On Sunday mornings, we would drive to a local group home before worship to pick up developmentally disabled adults to join us at worship. During the summer, we would tend the garden at the women’s safe house from abuse that my father’s Community Mental Health Center ran. It was a “secret” location, but my parents wanted to make the place beautiful with flowers and we took care of that.
Our neighbors were an elderly couple with a very large yard, which we would take turns mowing. We weren’t allowed to accept money but on a hot summer day they could give us popsicles. In the winter when we shoveled their snow, it was hot cocoa
When our childhood caregiver, Mrs. Pederson, no longer came to our house, we continued to visit her regularly. I firmly believe that this practice is one of the reasons I came to love pastoral visitation. I used to go with my mom to nursing homes to visit old friends from church, a practice that made my transition to a nursing home chaplain for a time a natural career trajectory.
This pattern of service as a family served as a cornerstone for my own practices as a mother. I think my sons were 2 and 4 the first time they went to the homeless shelter with me, the one where I eventually became president. They literally grew up around the shelter, helping to put on Christmas parties to being young elves to Ian finally taking on the role of Santa.
They never complained when after opening our stockings early Christmas morning, we would head off to the shelter to help with brunch and provide a worship service, with my sons providing music. It was just part of our life.
As pastor’s kids, they first went to the nursing home with me on visits in car seats, but by the time they graduated from high school, they would lead worship or sing for the residents, and it wasn’t like pulling teeth to get them to do it. It was just what we did, who we were.
Sunday, in my children’s sermon, I talked as much to the parents as the kids, when I shared that probably the most important thing I ever did as a parent was to pitch in and volunteer and expect my sons to join me.

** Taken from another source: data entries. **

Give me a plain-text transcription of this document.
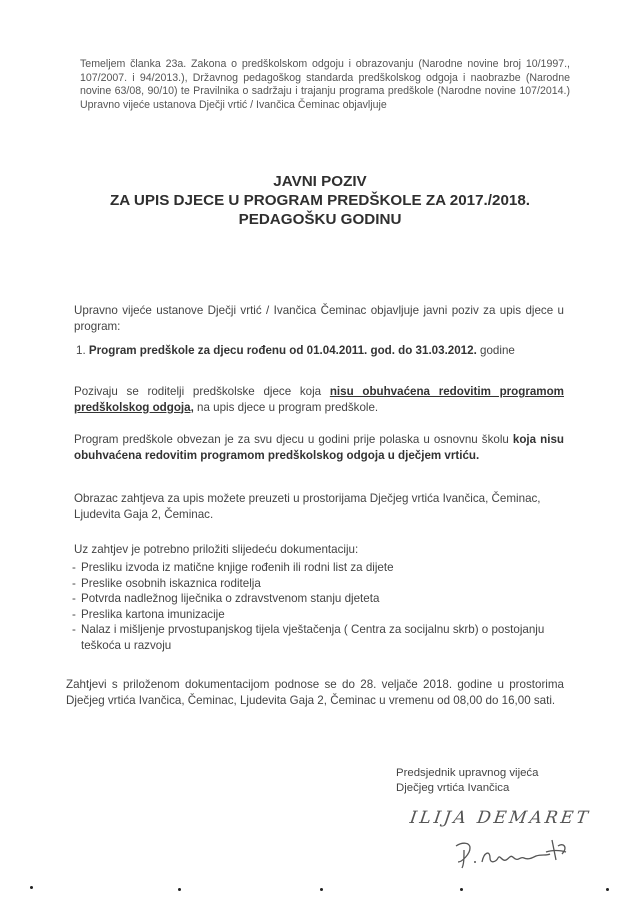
Temeljem članka 23a. Zakona o predškolskom odgoju i obrazovanju (Narodne novine broj 10/1997., 107/2007. i 94/2013.), Državnog pedagoškog standarda predškolskog odgoja i naobrazbe (Narodne novine 63/08, 90/10) te Pravilnika o sadržaju i trajanju programa predškole (Narodne novine 107/2014.) Upravno vijeće ustanova Dječji vrtić / Ivančica Čeminac objavljuje
JAVNI POZIV
ZA UPIS DJECE U PROGRAM PREDŠKOLE ZA 2017./2018.
PEDAGOŠKU GODINU
Upravno vijeće ustanove Dječji vrtić / Ivančica Čeminac objavljuje javni poziv za upis djece u program:
1. Program predškole za djecu rođenu od 01.04.2011. god. do 31.03.2012. godine
Pozivaju se roditelji predškolske djece koja nisu obuhvaćena redovitim programom predškolskog odgoja, na upis djece u program predškole.
Program predškole obvezan je za svu djecu u godini prije polaska u osnovnu školu koja nisu obuhvaćena redovitim programom predškolskog odgoja u dječjem vrtiću.
Obrazac zahtjeva za upis možete preuzeti u prostorijama Dječjeg vrtića Ivančica, Čeminac, Ljudevita Gaja 2, Čeminac.
Uz zahtjev je potrebno priložiti slijedeću dokumentaciju:
- Presliku izvoda iz matične knjige rođenih ili rodni list za dijete
- Preslike osobnih iskaznica roditelja
- Potvrda nadležnog liječnika o zdravstvenom stanju djeteta
- Preslika kartona imunizacije
- Nalaz i mišljenje prvostupanjskog tijela vještačenja ( Centra za socijalnu skrb) o postojanju teškoća u razvoju
Zahtjevi s priloženom dokumentacijom podnose se do 28. veljače 2018. godine u prostorima Dječjeg vrtića Ivančica, Čeminac, Ljudevita Gaja 2, Čeminac u vremenu od 08,00 do 16,00 sati.
Predsjednik upravnog vijeća
Dječjeg vrtića Ivančica
ILIJA DEMARET
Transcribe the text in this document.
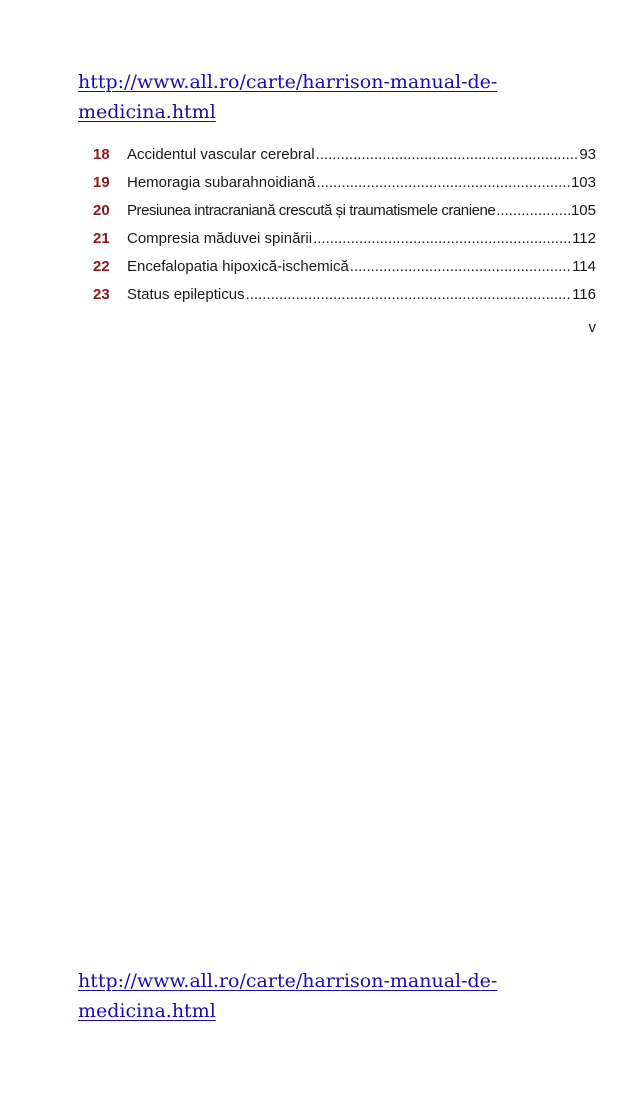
http://www.all.ro/carte/harrison-manual-de-
medicina.html
18	Accidentul vascular cerebral .....	93
19	Hemoragia subarahnoidiană .....	103
20	Presiunea intracraniană crescută și traumatismele craniene .....	105
21	Compresia măduvei spinării .....	112
22	Encefalopatia hipoxică-ischemică .....	114
23	Status epilepticus .....	116
v
http://www.all.ro/carte/harrison-manual-de-
medicina.html
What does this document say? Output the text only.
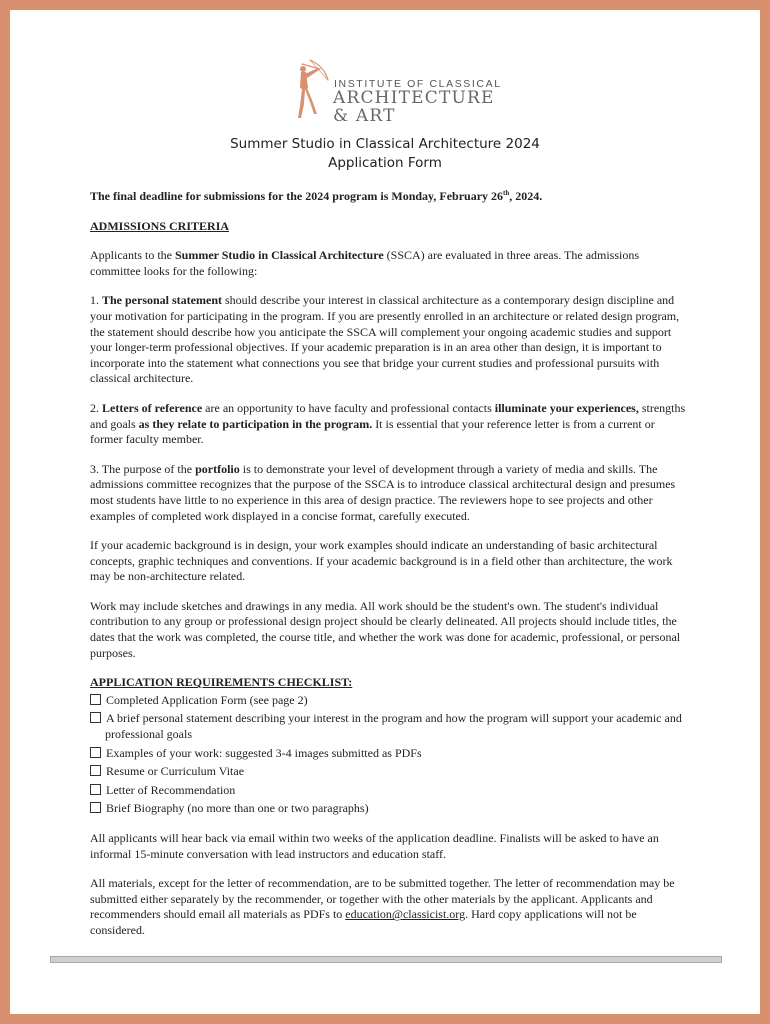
INSTITUTE OF CLASSICAL
ARCHITECTURE
& ART
Summer Studio in Classical Architecture 2024
Application Form

The final deadline for submissions for the 2024 program is Monday, February 26th, 2024.

ADMISSIONS CRITERIA

Applicants to the Summer Studio in Classical Architecture (SSCA) are evaluated in three areas. The admissions committee looks for the following:

1. The personal statement should describe your interest in classical architecture as a contemporary design discipline and your motivation for participating in the program. If you are presently enrolled in an architecture or related design program, the statement should describe how you anticipate the SSCA will complement your ongoing academic studies and support your longer-term professional objectives. If your academic preparation is in an area other than design, it is important to incorporate into the statement what connections you see that bridge your current studies and professional pursuits with classical architecture.

2. Letters of reference are an opportunity to have faculty and professional contacts illuminate your experiences, strengths and goals as they relate to participation in the program. It is essential that your reference letter is from a current or former faculty member.

3. The purpose of the portfolio is to demonstrate your level of development through a variety of media and skills. The admissions committee recognizes that the purpose of the SSCA is to introduce classical architectural design and presumes most students have little to no experience in this area of design practice. The reviewers hope to see projects and other examples of completed work displayed in a concise format, carefully executed.

If your academic background is in design, your work examples should indicate an understanding of basic architectural concepts, graphic techniques and conventions. If your academic background is in a field other than architecture, the work may be non-architecture related.

Work may include sketches and drawings in any media. All work should be the student's own. The student's individual contribution to any group or professional design project should be clearly delineated. All projects should include titles, the dates that the work was completed, the course title, and whether the work was done for academic, professional, or personal purposes.

APPLICATION REQUIREMENTS CHECKLIST:
Completed Application Form (see page 2)
A brief personal statement describing your interest in the program and how the program will support your academic and professional goals
Examples of your work: suggested 3-4 images submitted as PDFs
Resume or Curriculum Vitae
Letter of Recommendation
Brief Biography (no more than one or two paragraphs)

All applicants will hear back via email within two weeks of the application deadline. Finalists will be asked to have an informal 15-minute conversation with lead instructors and education staff.

All materials, except for the letter of recommendation, are to be submitted together. The letter of recommendation may be submitted either separately by the recommender, or together with the other materials by the applicant. Applicants and recommenders should email all materials as PDFs to education@classicist.org. Hard copy applications will not be considered.
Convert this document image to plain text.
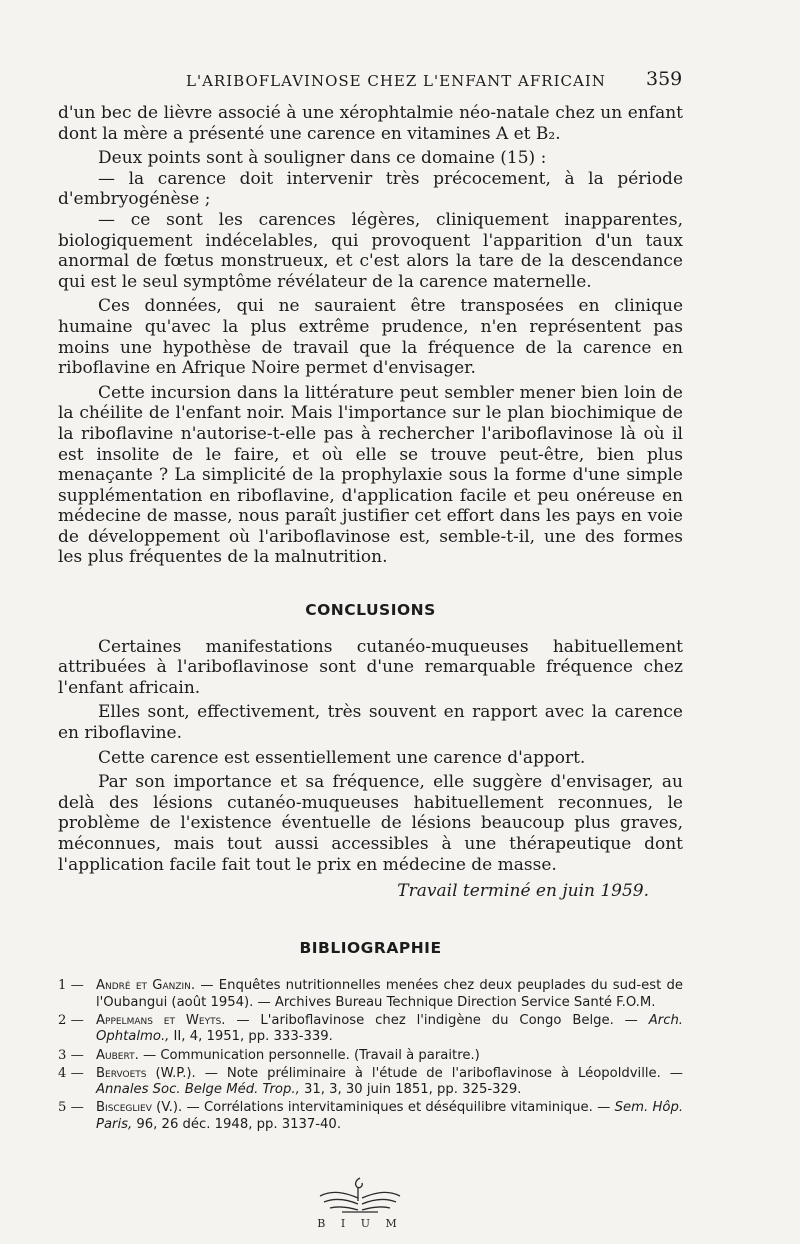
L'ARIBOFLAVINOSE CHEZ L'ENFANT AFRICAIN 359

d'un bec de lièvre associé à une xérophtalmie néo-natale chez un enfant dont la mère a présenté une carence en vitamines A et B₂.

Deux points sont à souligner dans ce domaine (15) :

— la carence doit intervenir très précocement, à la période d'embryogénèse ;

— ce sont les carences légères, cliniquement inapparentes, biologiquement indécelables, qui provoquent l'apparition d'un taux anormal de fœtus monstrueux, et c'est alors la tare de la descendance qui est le seul symptôme révélateur de la carence maternelle.

Ces données, qui ne sauraient être transposées en clinique humaine qu'avec la plus extrême prudence, n'en représentent pas moins une hypothèse de travail que la fréquence de la carence en riboflavine en Afrique Noire permet d'envisager.

Cette incursion dans la littérature peut sembler mener bien loin de la chéilite de l'enfant noir. Mais l'importance sur le plan biochimique de la riboflavine n'autorise-t-elle pas à rechercher l'ariboflavinose là où il est insolite de le faire, et où elle se trouve peut-être, bien plus menaçante ? La simplicité de la prophylaxie sous la forme d'une simple supplémentation en riboflavine, d'application facile et peu onéreuse en médecine de masse, nous paraît justifier cet effort dans les pays en voie de développement où l'ariboflavinose est, semble-t-il, une des formes les plus fréquentes de la malnutrition.

CONCLUSIONS

Certaines manifestations cutanéo-muqueuses habituellement attribuées à l'ariboflavinose sont d'une remarquable fréquence chez l'enfant africain.

Elles sont, effectivement, très souvent en rapport avec la carence en riboflavine.

Cette carence est essentiellement une carence d'apport.

Par son importance et sa fréquence, elle suggère d'envisager, au delà des lésions cutanéo-muqueuses habituellement reconnues, le problème de l'existence éventuelle de lésions beaucoup plus graves, méconnues, mais tout aussi accessibles à une thérapeutique dont l'application facile fait tout le prix en médecine de masse.

Travail terminé en juin 1959.

BIBLIOGRAPHIE
1 — André et Ganzin. — Enquêtes nutritionnelles menées chez deux peuplades du sud-est de l'Oubangui (août 1954). — Archives Bureau Technique Direction Service Santé F.O.M.
2 — Appelmans et Weyts. — L'ariboflavinose chez l'indigène du Congo Belge. — Arch. Ophtalmo., II, 4, 1951, pp. 333-339.
3 — Aubert. — Communication personnelle. (Travail à paraitre.)
4 — Bervoets (W.P.). — Note préliminaire à l'étude de l'ariboflavinose à Léopoldville. — Annales Soc. Belge Méd. Trop., 31, 3, 30 juin 1851, pp. 325-329.
5 — Biscegliev (V.). — Corrélations intervitaminiques et déséquilibre vitaminique. — Sem. Hôp. Paris, 96, 26 déc. 1948, pp. 3137-40.
B I U M
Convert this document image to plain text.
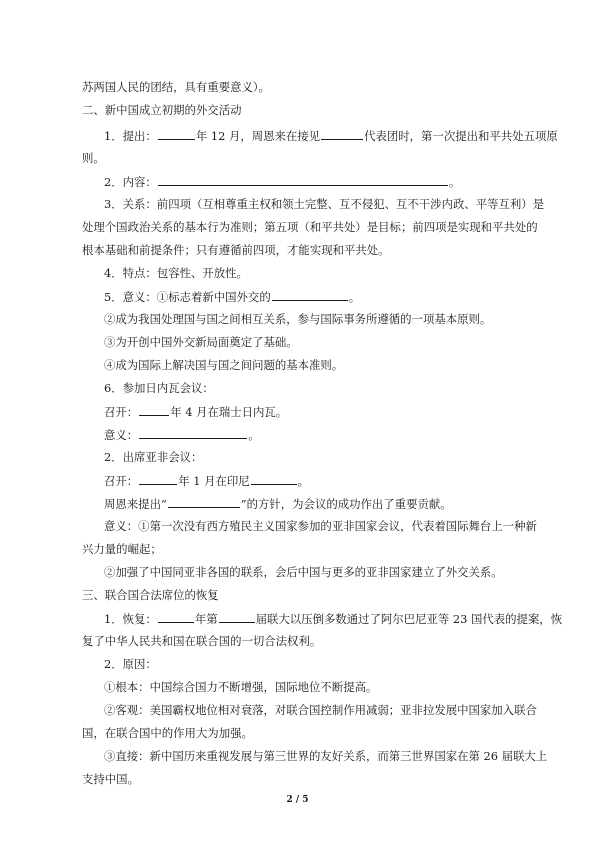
苏两国人民的团结，具有重要意义）。
二、新中国成立初期的外交活动
1．提出：	年 12 月，周恩来在接见	代表团时，第一次提出和平共处五项原
则。
2．内容：	。
3．关系：前四项（互相尊重主权和领土完整、互不侵犯、互不干涉内政、平等互利）是
处理个国政治关系的基本行为准则；第五项（和平共处）是目标；前四项是实现和平共处的
根本基础和前提条件；只有遵循前四项，才能实现和平共处。
4．特点：包容性、开放性。
5．意义：①标志着新中国外交的	。
②成为我国处理国与国之间相互关系，参与国际事务所遵循的一项基本原则。
③为开创中国外交新局面奠定了基础。
④成为国际上解决国与国之间问题的基本准则。
6．参加日内瓦会议：
召开：	年 4 月在瑞士日内瓦。
意义：	。
2．出席亚非会议：
召开：	年 1 月在印尼	。
周恩来提出“	”的方针，为会议的成功作出了重要贡献。
意义：①第一次没有西方殖民主义国家参加的亚非国家会议，代表着国际舞台上一种新
兴力量的崛起；
②加强了中国同亚非各国的联系，会后中国与更多的亚非国家建立了外交关系。
三、联合国合法席位的恢复
1．恢复：	年第	届联大以压倒多数通过了阿尔巴尼亚等 23 国代表的提案，恢
复了中华人民共和国在联合国的一切合法权利。
2．原因：
①根本：中国综合国力不断增强，国际地位不断提高。
②客观：美国霸权地位相对衰落，对联合国控制作用减弱；亚非拉发展中国家加入联合
国，在联合国中的作用大为加强。
③直接：新中国历来重视发展与第三世界的友好关系，而第三世界国家在第 26 届联大上
支持中国。
2 / 5
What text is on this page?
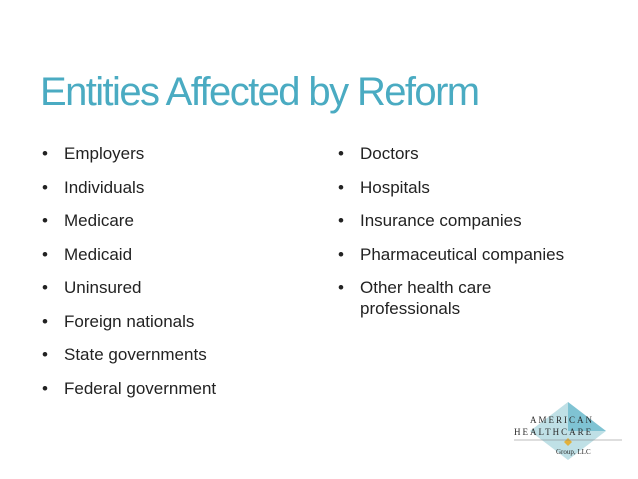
Entities Affected by Reform
• Employers
• Individuals
• Medicare
• Medicaid
• Uninsured
• Foreign nationals
• State governments
• Federal government
• Doctors
• Hospitals
• Insurance companies
• Pharmaceutical companies
• Other health care professionals
AMERICAN
HEALTHCARE
Group, LLC
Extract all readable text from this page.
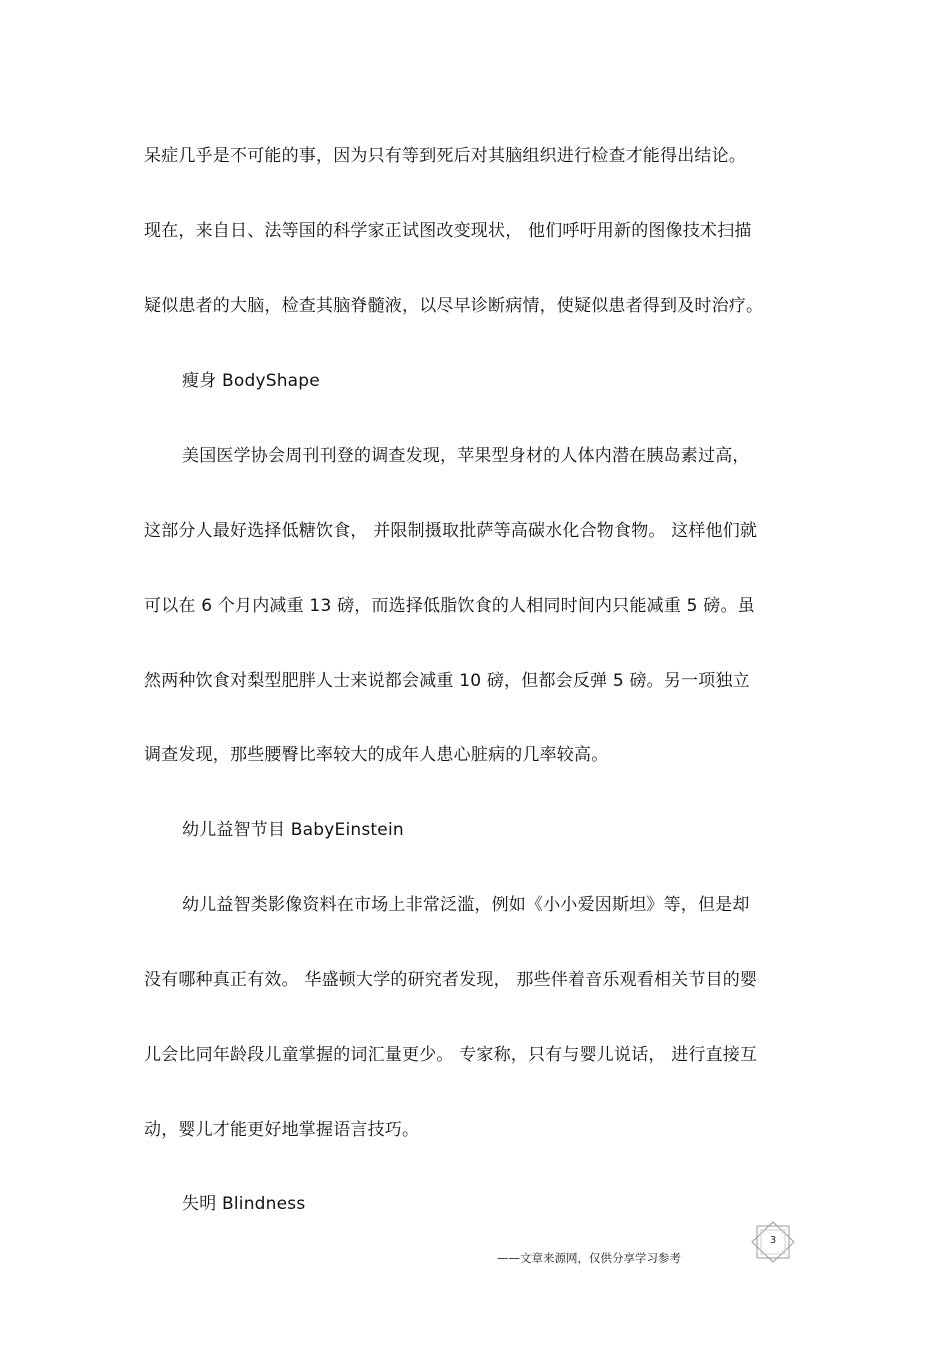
呆症几乎是不可能的事，因为只有等到死后对其脑组织进行检查才能得出结论。
现在，来自日、法等国的科学家正试图改变现状， 他们呼吁用新的图像技术扫描
疑似患者的大脑，检查其脑脊髓液，以尽早诊断病情，使疑似患者得到及时治疗。
瘦身 BodyShape
美国医学协会周刊刊登的调查发现，苹果型身材的人体内潜在胰岛素过高，
这部分人最好选择低糖饮食， 并限制摄取批萨等高碳水化合物食物。 这样他们就
可以在 6 个月内减重 13 磅，而选择低脂饮食的人相同时间内只能减重 5 磅。虽
然两种饮食对梨型肥胖人士来说都会减重 10 磅，但都会反弹 5 磅。另一项独立
调查发现，那些腰臀比率较大的成年人患心脏病的几率较高。
幼儿益智节目 BabyEinstein
幼儿益智类影像资料在市场上非常泛滥，例如《小小爱因斯坦》等，但是却
没有哪种真正有效。 华盛顿大学的研究者发现， 那些伴着音乐观看相关节目的婴
儿会比同年龄段儿童掌握的词汇量更少。 专家称，只有与婴儿说话， 进行直接互
动，婴儿才能更好地掌握语言技巧。
失明 Blindness
3
——文章来源网，仅供分享学习参考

It isn’t because I was a superparent. I made a lot of mistakes. But I truly believe that the verse that informed my parents’ raising of my sisters and me, and my own approach to parenting, was accurate. “Train up a child in the way they should go and when they are old they will not depart from it.” (Proverbs 22: 6)
They also went on their first protest marches with me in strollers. I remember pushing them along when I was the featured speaker at a “March to Take Back the Night” Rally, emphazing healthy and healing approaches to sexual violence. So it was no surprise when both of my sons became leaders as Consent and Relationship Educators at Harvard, including organizing Denim Day, to address sexual violence.
The greatest legacy we can provide for our children and grandchildren, or young people for whom we can serve as mentors, is the legacy of serving and working together, as well as pursuing justice. It binds you together in ways that will strengthen you when the storms of life come. I am quite certain that serving together made my sons and me closer and helped us navigate some VERY rocky experiences.
As we reflect on Martin Luther King Jr. today and seek to follow in the path he trod, I think the place to start is through shared service, building it into the DNA of your family and community. It is never too late to start.
My father used to say that one of the greatest challenges in modern parenting (or grandparenting) was not to limit yourself to watching your kids “do” stuff, like sports or music but rather to get involved with them, to serve together.
The days of watching them will end, but when you serve, the legacy goes forward, and that is what helps make the world a better place and what it means to live what you believe.